Longoria, 44, and Moore, 58, discussed the movement against sexual assault, harassment and inequality in the workplace during Thursday's episode of Watch What Happens Live.
Longoria and Moore have been active in Time's Up since the movement was founded in January 2018 in response to the Harvey Weinstein sexual assault and harassment allegations and the #MeToo movement against sexual violence.
"For me, I love the global awareness we've created," Longoria said. "We took some sex scandal and made it a movement, as opposed to it just sort of going away after the Harvey thing. It just really changed not only our industry but all industries."
"When we launched, we united with farmworkers, restaurant workers, domestic workers, hotel workers, fast food workers -- women everywhere encounter sexual harassment at a crazy percentage," she added. "So I think [I'm proudest of] the global awareness to talk about it first and then to make change."
Longoria and Moore said the gender pay gap remains one of Time's Up's concerns. Moore said she is proud of how Time's Up helped persuade New York Gov. Andrew Cuomo to adopt the New York Time's Up Safety Agenda, which is an initiative to prevent sexual harassment and assault and help survivors seek justice.
"For all of us in New York, I think we're proudest that Cuomo has just adopted the Time's Up Safety Agenda, which extends statute of limitations on sexual assault," Moore said. "We really feel proud of what we've done."

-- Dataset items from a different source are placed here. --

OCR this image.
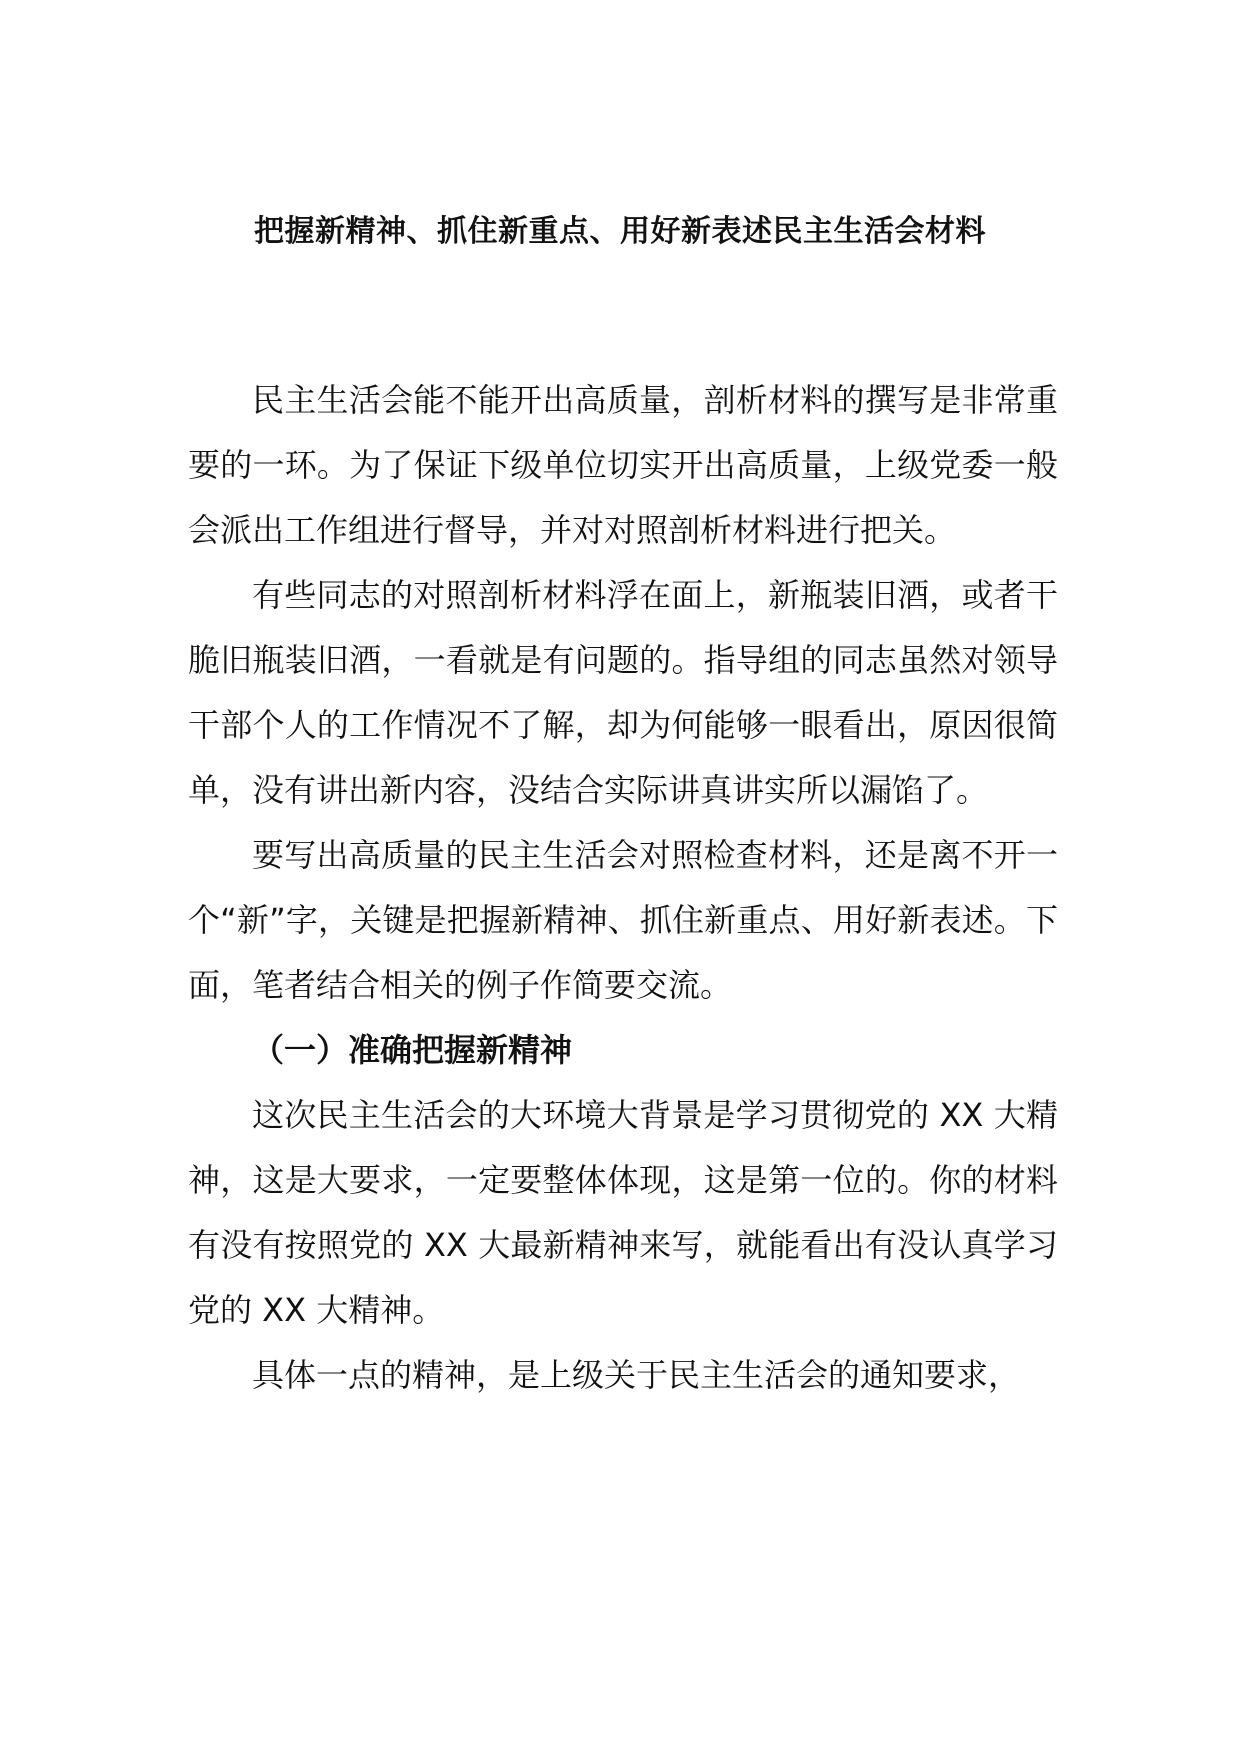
把握新精神、抓住新重点、用好新表述民主生活会材料

民主生活会能不能开出高质量，剖析材料的撰写是非常重要的一环。为了保证下级单位切实开出高质量，上级党委一般会派出工作组进行督导，并对对照剖析材料进行把关。

有些同志的对照剖析材料浮在面上，新瓶装旧酒，或者干脆旧瓶装旧酒，一看就是有问题的。指导组的同志虽然对领导干部个人的工作情况不了解，却为何能够一眼看出，原因很简单，没有讲出新内容，没结合实际讲真讲实所以漏馅了。

要写出高质量的民主生活会对照检查材料，还是离不开一个“新”字，关键是把握新精神、抓住新重点、用好新表述。下面，笔者结合相关的例子作简要交流。

（一）准确把握新精神

这次民主生活会的大环境大背景是学习贯彻党的 XX 大精神，这是大要求，一定要整体体现，这是第一位的。你的材料有没有按照党的 XX 大最新精神来写，就能看出有没认真学习党的 XX 大精神。

具体一点的精神，是上级关于民主生活会的通知要求，
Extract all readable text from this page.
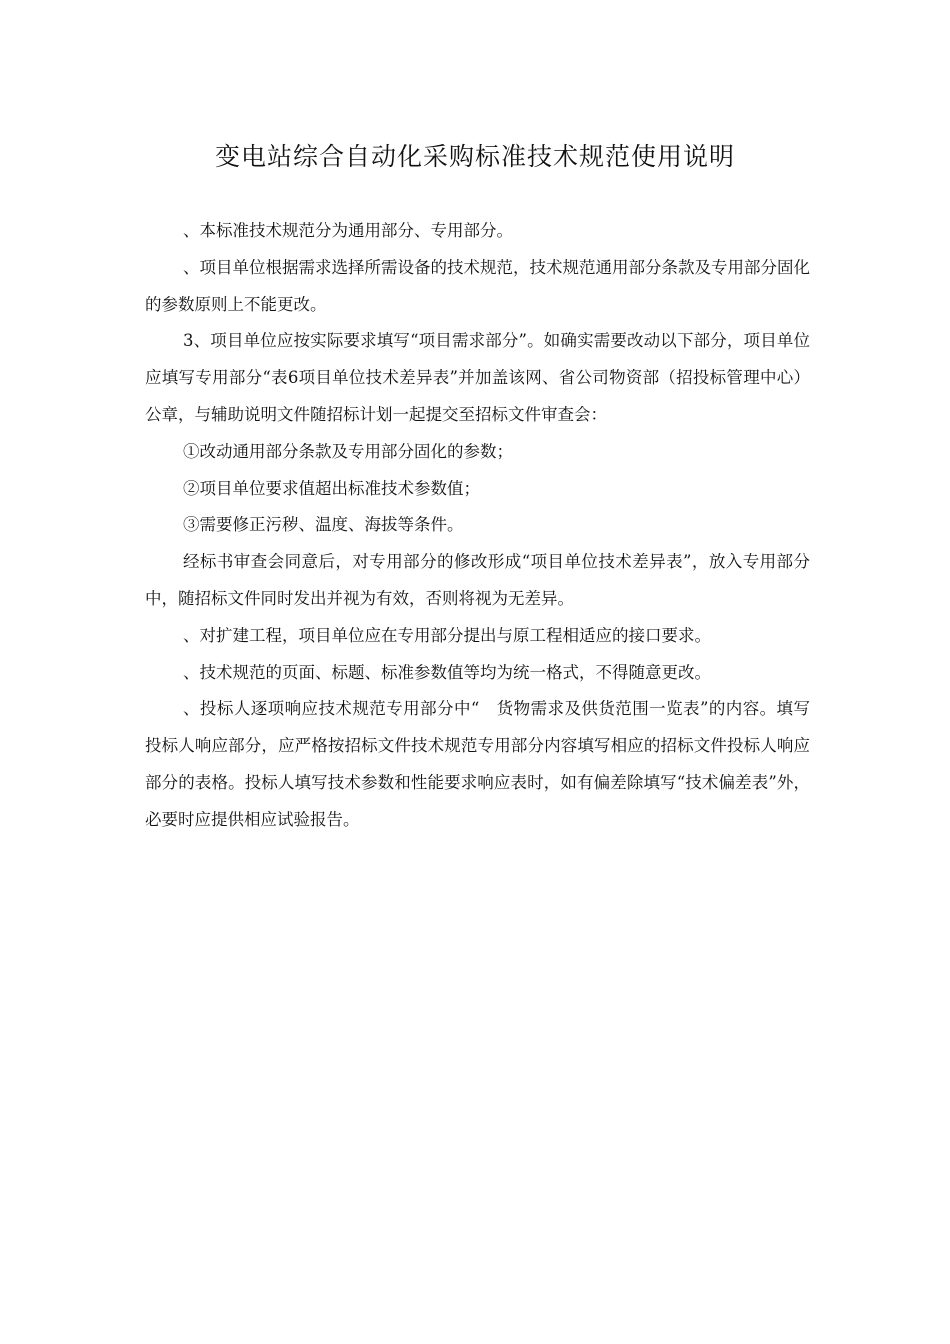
变电站综合自动化采购标准技术规范使用说明

、本标准技术规范分为通用部分、专用部分。

、项目单位根据需求选择所需设备的技术规范，技术规范通用部分条款及专用部分固化的参数原则上不能更改。

3、项目单位应按实际要求填写“项目需求部分”。如确实需要改动以下部分，项目单位应填写专用部分“表6项目单位技术差异表”并加盖该网、省公司物资部（招投标管理中心）公章，与辅助说明文件随招标计划一起提交至招标文件审查会：

①改动通用部分条款及专用部分固化的参数；

②项目单位要求值超出标准技术参数值；

③需要修正污秽、温度、海拔等条件。

经标书审查会同意后，对专用部分的修改形成“项目单位技术差异表”，放入专用部分中，随招标文件同时发出并视为有效，否则将视为无差异。

、对扩建工程，项目单位应在专用部分提出与原工程相适应的接口要求。

、技术规范的页面、标题、标准参数值等均为统一格式，不得随意更改。

、投标人逐项响应技术规范专用部分中“　货物需求及供货范围一览表”的内容。填写投标人响应部分，应严格按招标文件技术规范专用部分内容填写相应的招标文件投标人响应部分的表格。投标人填写技术参数和性能要求响应表时，如有偏差除填写“技术偏差表”外，必要时应提供相应试验报告。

Reese Witherspoon, Meryl Streep, Jennifer Aniston, Natalie Portman, Emma Stone, Oprah Winfrey and Olivia Munn are among the other stars to support Time's Up. Munn said in an interview in June that stress about the direction of the movement and doing right by survivors has caused her health problems.
"One of the things that stresses me out more than anything is how do we do right by [the silence breakers]?" the actress said. "We can't tell stories about people and then not care about them."